| HN Mirror

Y	Hacker News new \| ask \| show \| jobs

by MR4D 2999 days ago

What you describe would be a super nice utility. Great for prototyping and development, as the code could be copy & pasted from such a tool into application code.

The streaming would make it memory efficient, and possibly able to handle some big data - maybe not true "Big Data", but certainly 10s of gigabytes.

Anyone want to take this idea into a GoFundMe site?

2 comments

ams6110 2999 days ago

SQL is set-oriented. How would that work on a potentially indefinite stream, other than as a simple filter which you could just do with a tool such as awk.

link

barrkel 2999 days ago

Many relational operations don't require a whole stream to compute, and many of those that do don't need it all at once.

Projection (mapping), a join against a fully loaded other side as well as filtering work.

Aggregation can consume an indefinite stream with limited working set if the cardinality of the grouping key isn't large.

And of course you can combine these in nested and unioned operations, computing across multiple indefinite streams concurrently and with limited working set.

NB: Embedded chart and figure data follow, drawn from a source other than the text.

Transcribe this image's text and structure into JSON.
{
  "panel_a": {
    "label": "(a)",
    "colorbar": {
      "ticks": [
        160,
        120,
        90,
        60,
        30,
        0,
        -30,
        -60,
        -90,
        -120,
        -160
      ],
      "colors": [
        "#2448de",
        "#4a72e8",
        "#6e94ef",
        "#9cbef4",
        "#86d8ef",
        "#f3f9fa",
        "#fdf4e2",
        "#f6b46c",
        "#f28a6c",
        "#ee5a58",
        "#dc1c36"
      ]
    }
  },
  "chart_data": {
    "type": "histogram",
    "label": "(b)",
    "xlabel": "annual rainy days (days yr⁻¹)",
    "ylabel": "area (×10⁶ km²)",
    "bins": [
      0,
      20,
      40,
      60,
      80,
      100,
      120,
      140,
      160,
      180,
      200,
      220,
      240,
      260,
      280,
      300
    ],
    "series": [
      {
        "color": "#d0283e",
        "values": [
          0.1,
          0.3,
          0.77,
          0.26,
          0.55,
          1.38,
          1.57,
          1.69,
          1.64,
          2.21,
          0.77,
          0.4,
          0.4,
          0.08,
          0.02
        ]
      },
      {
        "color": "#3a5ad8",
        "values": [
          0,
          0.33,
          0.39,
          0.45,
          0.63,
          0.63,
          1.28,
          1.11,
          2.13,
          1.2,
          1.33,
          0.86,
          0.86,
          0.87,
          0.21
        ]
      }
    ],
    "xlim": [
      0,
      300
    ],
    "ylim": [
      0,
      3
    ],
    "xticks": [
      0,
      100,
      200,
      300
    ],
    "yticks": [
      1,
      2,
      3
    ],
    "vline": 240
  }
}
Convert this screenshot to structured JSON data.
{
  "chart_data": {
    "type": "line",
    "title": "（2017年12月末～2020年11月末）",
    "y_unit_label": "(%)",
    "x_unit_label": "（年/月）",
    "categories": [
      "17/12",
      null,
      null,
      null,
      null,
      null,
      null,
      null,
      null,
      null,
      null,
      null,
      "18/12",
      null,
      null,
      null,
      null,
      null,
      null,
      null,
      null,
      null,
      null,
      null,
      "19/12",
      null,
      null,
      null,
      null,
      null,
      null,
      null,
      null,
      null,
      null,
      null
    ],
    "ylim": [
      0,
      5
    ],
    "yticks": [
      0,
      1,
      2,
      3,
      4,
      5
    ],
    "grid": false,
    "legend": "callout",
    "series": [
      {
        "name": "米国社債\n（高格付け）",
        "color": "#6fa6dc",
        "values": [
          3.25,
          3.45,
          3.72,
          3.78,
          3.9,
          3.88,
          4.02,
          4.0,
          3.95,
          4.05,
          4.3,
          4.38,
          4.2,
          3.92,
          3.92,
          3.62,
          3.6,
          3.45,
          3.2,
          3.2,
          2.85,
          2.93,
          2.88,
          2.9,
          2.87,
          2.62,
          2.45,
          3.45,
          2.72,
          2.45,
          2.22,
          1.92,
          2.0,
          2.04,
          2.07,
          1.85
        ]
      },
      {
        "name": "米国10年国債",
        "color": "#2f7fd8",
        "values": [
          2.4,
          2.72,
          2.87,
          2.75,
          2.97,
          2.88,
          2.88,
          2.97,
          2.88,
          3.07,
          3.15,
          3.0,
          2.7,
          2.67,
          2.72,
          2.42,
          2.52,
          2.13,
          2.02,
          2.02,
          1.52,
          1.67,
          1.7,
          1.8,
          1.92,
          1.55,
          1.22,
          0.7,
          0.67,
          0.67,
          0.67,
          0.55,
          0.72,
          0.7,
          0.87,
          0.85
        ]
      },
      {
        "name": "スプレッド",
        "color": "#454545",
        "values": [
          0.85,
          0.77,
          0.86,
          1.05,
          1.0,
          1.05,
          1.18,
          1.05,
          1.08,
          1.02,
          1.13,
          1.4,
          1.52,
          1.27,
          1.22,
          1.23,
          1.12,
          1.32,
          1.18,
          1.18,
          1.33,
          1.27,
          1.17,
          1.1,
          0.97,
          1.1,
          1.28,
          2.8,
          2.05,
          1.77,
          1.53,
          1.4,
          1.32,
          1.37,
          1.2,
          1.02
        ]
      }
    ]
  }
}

It would be tricky to make work effecively without hinting for things like joins, for sure; join order is one of the hardest bits a query engine optimizes.

link

luckydata 2999 days ago

I think this might be helpful context:

https://calcite.apache.org/docs/stream.html

link

orionblastar 2999 days ago

Sort of a good idea to play with a small database to see how things work if it was on a SQL database.

I usually have to develop a database in Windows and Access. One more tool to work in Linux is a good idea.

I used to use awk and sed before.

link